Title: Interactions Between Different Birds of Prey as a Random Point Process

Abstract: The two-dimensional Coulomb gas is a one-parameter family of random point processes, depending on the inverse temperature $\beta$. Based on previous work, it is proposed as a simple statistical measure to quantify the intra- and interspecies repulsion among three different highly territorial birds of prey. Using data from the area of the Teutoburger Wald over 20 years, we fit the nearest and next-to-nearest neighbour spacing distributions between the respective nests of Goshawk, Eagle Owl and the previously examined Common Buzzard to $\beta$ of the Coulomb gas. Within each species, the repulsion measured in this way deviates significantly from the Poisson process of independent points in the plane. In contrast, the repulsion amongst each of two species is found to be considerably lower and closer to Poisson.
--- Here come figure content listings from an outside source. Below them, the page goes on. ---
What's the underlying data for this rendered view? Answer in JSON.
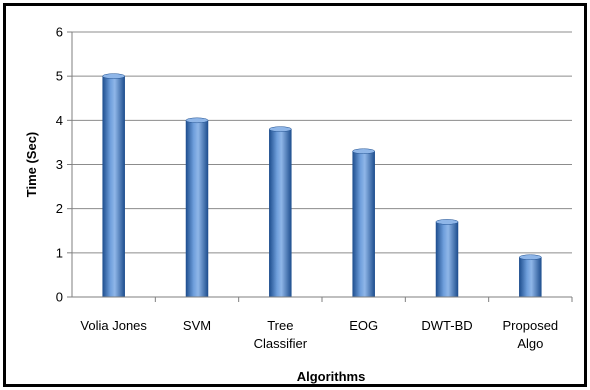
{
  "chart_data": {
    "type": "bar",
    "title": "",
    "xlabel": "Algorithms",
    "ylabel": "Time (Sec)",
    "ylim": [
      0,
      6
    ],
    "yticks": [
      0,
      1,
      2,
      3,
      4,
      5,
      6
    ],
    "grid": true,
    "legend": "none",
    "categories": [
      [
        "Volia Jones"
      ],
      [
        "SVM"
      ],
      [
        "Tree",
        "Classifier"
      ],
      [
        "EOG"
      ],
      [
        "DWT-BD"
      ],
      [
        "Proposed",
        "Algo"
      ]
    ],
    "values": [
      5.0,
      4.0,
      3.8,
      3.3,
      1.7,
      0.9
    ],
    "colors": {
      "bar_dark": "#1f4f8f",
      "bar_mid": "#4f86cc",
      "bar_light": "#8fb6e8",
      "grid": "#8c8c8c",
      "axis": "#7f7f7f"
    }
  }
}
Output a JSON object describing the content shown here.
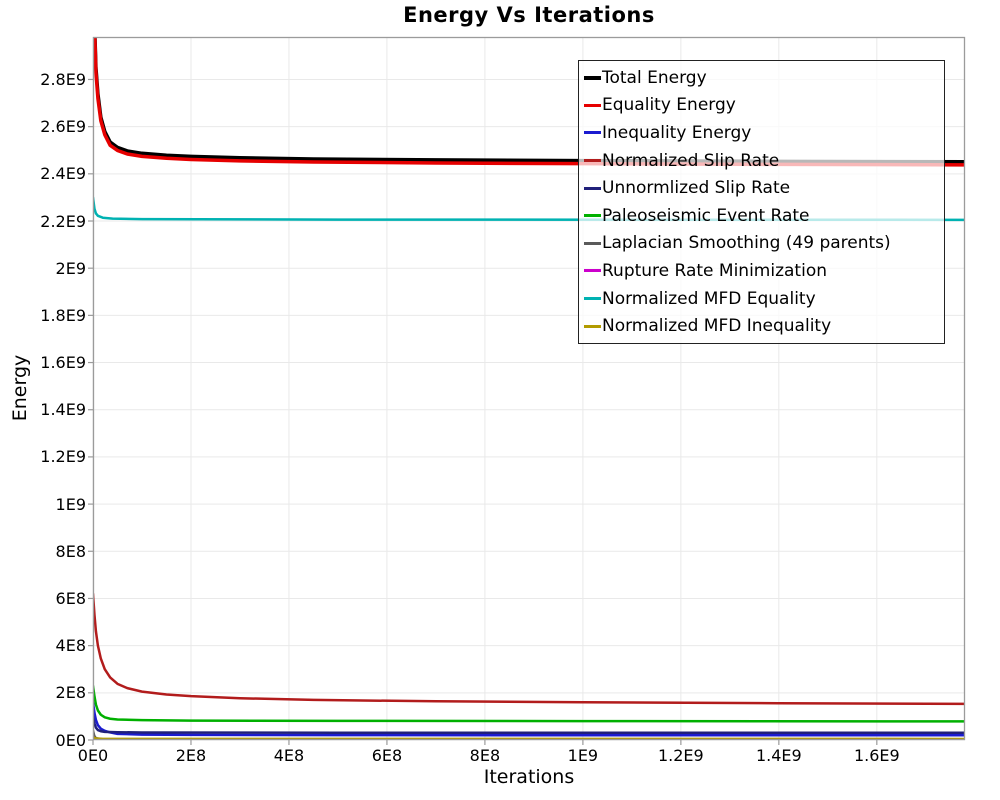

Methodologically we investigate the influence of the terrain, of a shorter interaction range given by the two-dimensional Yukawa interaction, and the statistical independence of the time moving average we use for the yearly ensembles of occupied nests. We also check that an artificial random displacement of the original nest positions of the order of the mean level spacing quickly destroys the repulsion measured by $\beta> 0$. A simple, approximate analytical expression for the nearest neighbour spacing distribution derived from non-Hermitian random matrix theory proves to be very useful.